Juliana Pavan aprova nova Lei do Microzoneamento em Balneário Camboriú

Publicado por [email protected] em 29 de maio de 2026 às 13:51. Atualizado em 29 de maio de 2026 às 13:51.

A prefeita Juliana Pavan voltou ao centro do debate urbanístico em Balneário Camboriú após a Câmara concluir, em 21 de maio de 2026, a redação final da nova Lei do Microzoneamento.

O texto, que redefine uso e ocupação do solo, seguiu para sanção ou veto do Executivo.
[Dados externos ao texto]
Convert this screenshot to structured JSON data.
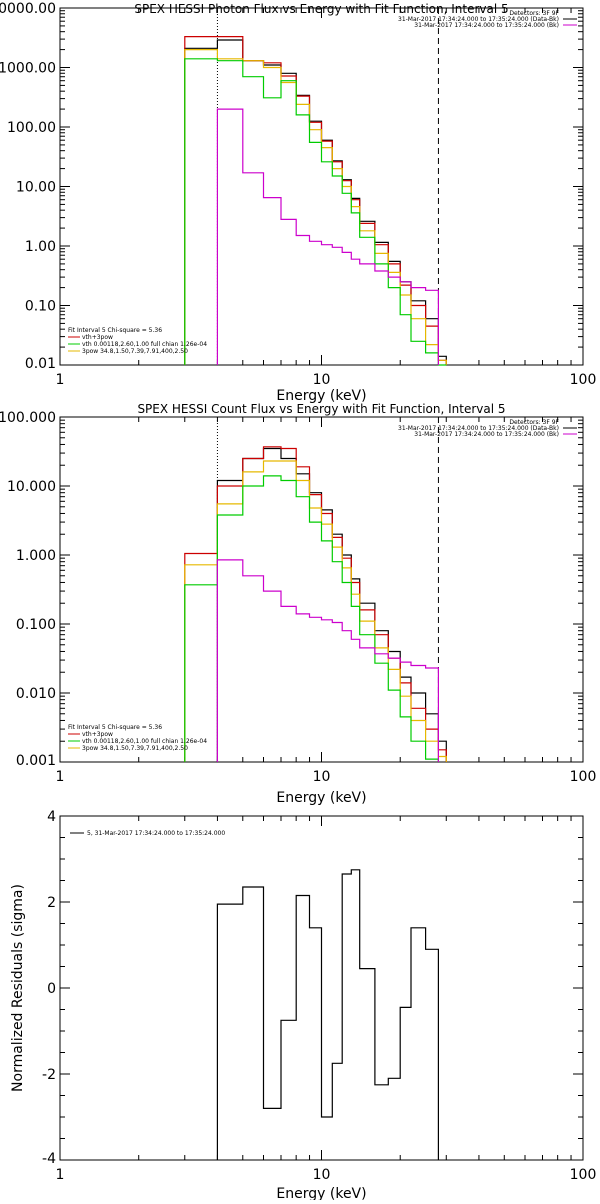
{
  "chart_data": [
    {
      "type": "line",
      "title": "SPEX HESSI Photon Flux vs Energy with Fit Function, Interval 5",
      "xlabel": "Energy (keV)",
      "ylabel": "",
      "xscale": "log",
      "yscale": "log",
      "xlim": [
        1,
        100
      ],
      "ylim": [
        0.01,
        10000
      ],
      "xticks": [
        1,
        10,
        100
      ],
      "xtick_labels": [
        "1",
        "10",
        "100"
      ],
      "yticks": [
        0.01,
        0.1,
        1,
        10,
        100,
        1000,
        10000
      ],
      "ytick_labels": [
        "0.01",
        "0.10",
        "1.00",
        "10.00",
        "100.00",
        "1000.00",
        "10000.00"
      ],
      "vlines": [
        {
          "x": 4.0,
          "style": "dotted"
        },
        {
          "x": 28.0,
          "style": "dashed"
        }
      ],
      "legend_top_right": [
        "Detectors: 3F 9F",
        "31-Mar-2017 17:34:24.000 to 17:35:24.000 (Data-Bk)",
        "31-Mar-2017 17:34:24.000 to 17:35:24.000 (Bk)"
      ],
      "legend_top_right_colors": [
        "#000000",
        "#000000",
        "#cc00cc"
      ],
      "legend_bottom_left": [
        "Fit Interval 5   Chi-square = 5.36",
        "vth+3pow",
        "vth 0.00118,2.60,1.00  full chian 1.26e-04",
        "3pow 34.8,1.50,7.39,7.91,400,2.50"
      ],
      "legend_bottom_left_colors": [
        "#000000",
        "#cc0000",
        "#00cc00",
        "#e6b800"
      ],
      "edges": [
        3,
        4,
        5,
        6,
        7,
        8,
        9,
        10,
        11,
        12,
        13,
        14,
        16,
        18,
        20,
        22,
        25,
        28,
        30
      ],
      "series": [
        {
          "color": "#000000",
          "values": [
            2100,
            2900,
            1300,
            1100,
            800,
            340,
            125,
            60,
            27,
            13,
            6.3,
            2.6,
            1.15,
            0.55,
            0.25,
            0.12,
            0.06,
            0.014
          ]
        },
        {
          "color": "#cc0000",
          "values": [
            3300,
            3300,
            1300,
            1200,
            720,
            330,
            120,
            58,
            26,
            12.5,
            6.0,
            2.4,
            1.05,
            0.5,
            0.22,
            0.1,
            0.045,
            0.012
          ]
        },
        {
          "color": "#e6b800",
          "values": [
            2000,
            1400,
            1300,
            1000,
            560,
            240,
            90,
            45,
            20,
            10,
            4.6,
            1.8,
            0.75,
            0.36,
            0.15,
            0.06,
            0.022,
            0.012
          ]
        },
        {
          "color": "#00cc00",
          "values": [
            1400,
            1300,
            700,
            310,
            600,
            160,
            55,
            26,
            15,
            7.7,
            3.6,
            1.4,
            0.5,
            0.2,
            0.07,
            0.025,
            0.016,
            0.009
          ]
        },
        {
          "color": "#cc00cc",
          "values": [
            null,
            200,
            17,
            6.5,
            2.8,
            1.5,
            1.2,
            1.05,
            0.95,
            0.78,
            0.6,
            0.5,
            0.38,
            0.3,
            0.25,
            0.2,
            0.18,
            null
          ]
        }
      ]
    },
    {
      "type": "line",
      "title": "SPEX HESSI Count Flux vs Energy with Fit Function, Interval 5",
      "xlabel": "Energy (keV)",
      "ylabel": "",
      "xscale": "log",
      "yscale": "log",
      "xlim": [
        1,
        100
      ],
      "ylim": [
        0.001,
        100
      ],
      "xticks": [
        1,
        10,
        100
      ],
      "xtick_labels": [
        "1",
        "10",
        "100"
      ],
      "yticks": [
        0.001,
        0.01,
        0.1,
        1,
        10,
        100
      ],
      "ytick_labels": [
        "0.001",
        "0.010",
        "0.100",
        "1.000",
        "10.000",
        "100.000"
      ],
      "vlines": [
        {
          "x": 4.0,
          "style": "dotted"
        },
        {
          "x": 28.0,
          "style": "dashed"
        }
      ],
      "legend_top_right": [
        "Detectors: 3F 9F",
        "31-Mar-2017 17:34:24.000 to 17:35:24.000 (Data-Bk)",
        "31-Mar-2017 17:34:24.000 to 17:35:24.000 (Bk)"
      ],
      "legend_top_right_colors": [
        "#000000",
        "#000000",
        "#cc00cc"
      ],
      "legend_bottom_left": [
        "Fit Interval 5   Chi-square = 5.36",
        "vth+3pow",
        "vth 0.00118,2.60,1.00  full chian 1.26e-04",
        "3pow 34.8,1.50,7.39,7.91,400,2.50"
      ],
      "legend_bottom_left_colors": [
        "#000000",
        "#cc0000",
        "#00cc00",
        "#e6b800"
      ],
      "edges": [
        3,
        4,
        5,
        6,
        7,
        8,
        9,
        10,
        11,
        12,
        13,
        14,
        16,
        18,
        20,
        22,
        25,
        28,
        30
      ],
      "series": [
        {
          "color": "#000000",
          "values": [
            null,
            12,
            25,
            35,
            25,
            15,
            8.0,
            4.5,
            2.0,
            1.0,
            0.45,
            0.2,
            0.08,
            0.04,
            0.017,
            0.01,
            0.005,
            0.002
          ]
        },
        {
          "color": "#cc0000",
          "values": [
            1.05,
            10,
            25,
            37,
            35,
            19,
            7.5,
            4.0,
            1.8,
            0.9,
            0.4,
            0.16,
            0.07,
            0.032,
            0.014,
            0.006,
            0.003,
            0.0015
          ]
        },
        {
          "color": "#e6b800",
          "values": [
            0.72,
            5.5,
            16,
            23,
            23,
            12,
            4.8,
            2.8,
            1.3,
            0.65,
            0.27,
            0.11,
            0.045,
            0.022,
            0.009,
            0.004,
            0.002,
            0.0012
          ]
        },
        {
          "color": "#00cc00",
          "values": [
            0.37,
            3.8,
            10,
            14,
            12,
            7.0,
            3.0,
            1.6,
            0.8,
            0.4,
            0.18,
            0.07,
            0.027,
            0.011,
            0.0045,
            0.002,
            0.0011,
            null
          ]
        },
        {
          "color": "#cc00cc",
          "values": [
            null,
            0.85,
            0.5,
            0.3,
            0.18,
            0.14,
            0.125,
            0.115,
            0.105,
            0.08,
            0.06,
            0.045,
            0.037,
            0.032,
            0.028,
            0.025,
            0.023,
            null
          ]
        }
      ]
    },
    {
      "type": "line",
      "title": "",
      "xlabel": "Energy (keV)",
      "ylabel": "Normalized Residuals (sigma)",
      "xscale": "log",
      "yscale": "linear",
      "xlim": [
        1,
        100
      ],
      "ylim": [
        -4,
        4
      ],
      "xticks": [
        1,
        10,
        100
      ],
      "xtick_labels": [
        "1",
        "10",
        "100"
      ],
      "yticks": [
        -4,
        -2,
        0,
        2,
        4
      ],
      "ytick_labels": [
        "-4",
        "-2",
        "0",
        "2",
        "4"
      ],
      "legend_top_left": [
        "5, 31-Mar-2017 17:34:24.000 to 17:35:24.000"
      ],
      "edges": [
        4,
        5,
        6,
        7,
        8,
        9,
        10,
        11,
        12,
        13,
        14,
        16,
        18,
        20,
        22,
        25,
        28
      ],
      "series": [
        {
          "color": "#000000",
          "values": [
            1.95,
            2.35,
            -2.8,
            -0.75,
            2.15,
            1.4,
            -3.0,
            -1.75,
            2.65,
            2.75,
            0.45,
            -2.25,
            -2.1,
            -0.45,
            1.4,
            0.9
          ]
        }
      ]
    }
  ]
}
A tramitação encerra uma etapa política sensível e abre outra, agora concentrada no gabinete municipal.

O tema ganha peso porque a própria prefeita classificou a revisão como estratégica para o desenvolvimento da cidade, enquanto vereadores aprovaram emendas e destaques antes do envio final.

O que mudou com a votação final

A Câmara de Vereadores aprovou a redação final do Projeto de Lei Complementar 2/2026 com 16 votos favoráveis, consolidando o texto após alterações feitas em plenário.

Segundo a cobertura sobre a aprovação final do microzoneamento em 21 de maio, a proposta recebeu uma emenda e seis destaques antes da versão definitiva.

Na prática, a lei complementa o planejamento urbano ao estabelecer parâmetros de construção, usos permitidos e índices construtivos em diferentes áreas do município.

  • Define regras para parcelamento do solo
  • Atualiza critérios de ocupação urbana
  • Organiza permissões por região da cidade
  • Passa a orientar futuras decisões do Executivo
Evento em Balneário Camboriú com Juliana Pavan discutindo a nova legislação
Foto: Divulgação / Notícias Camboriú

Por que a sanção de Juliana Pavan virou etapa decisiva

Após a votação, o foco se deslocou para Juliana Pavan, que passou a avaliar as mudanças incluídas pelos vereadores antes de sancionar ou vetar trechos do projeto.

Ao transmitir temporariamente o cargo a Nilson Probst em 30 de abril, a prefeita afirmou que a equipe técnica estudaria as emendas aprovadas para preparar a sanção, sinalizando cautela na etapa final.

Essa declaração mostrou que, mesmo durante o afastamento por férias, o Executivo manteria atenção sobre o texto urbanístico, considerado um dos mais relevantes do ano no município.

O ponto central agora é jurídico e político. A prefeita precisa decidir se valida integralmente o projeto ou se barra dispositivos específicos aprovados pela Câmara.

  1. A equipe técnica revisa o texto consolidado
  2. O gabinete avalia impactos práticos e legais
  3. A prefeita decide entre sanção total ou veto parcial
  4. O município inicia a aplicação da nova regra

O impacto urbanístico e político para Balneário Camboriú

A revisão do microzoneamento vinha sendo tratada pela prefeitura como um marco para adequar a legislação ao crescimento recente da cidade e às novas pressões imobiliárias.

Quando o projeto foi protocolado em março, Juliana Pavan disse que a cidade precisava garantir desenvolvimento de forma ordenada, reforçando o caráter estrutural da proposta.

O avanço do texto também tem reflexo político. A aprovação indica articulação entre Executivo e base governista, mas as emendas mostram que o Legislativo buscou imprimir mudanças próprias.

Se sancionada sem grandes vetos, a nova lei tende a virar referência para licenciamento, expansão imobiliária e debates futuros sobre adensamento urbano em Balneário Camboriú.

Para Juliana Pavan, o desfecho servirá como teste de liderança administrativa em um tema técnico, sensível para moradores, mercado imobiliário e vereadores da cidade.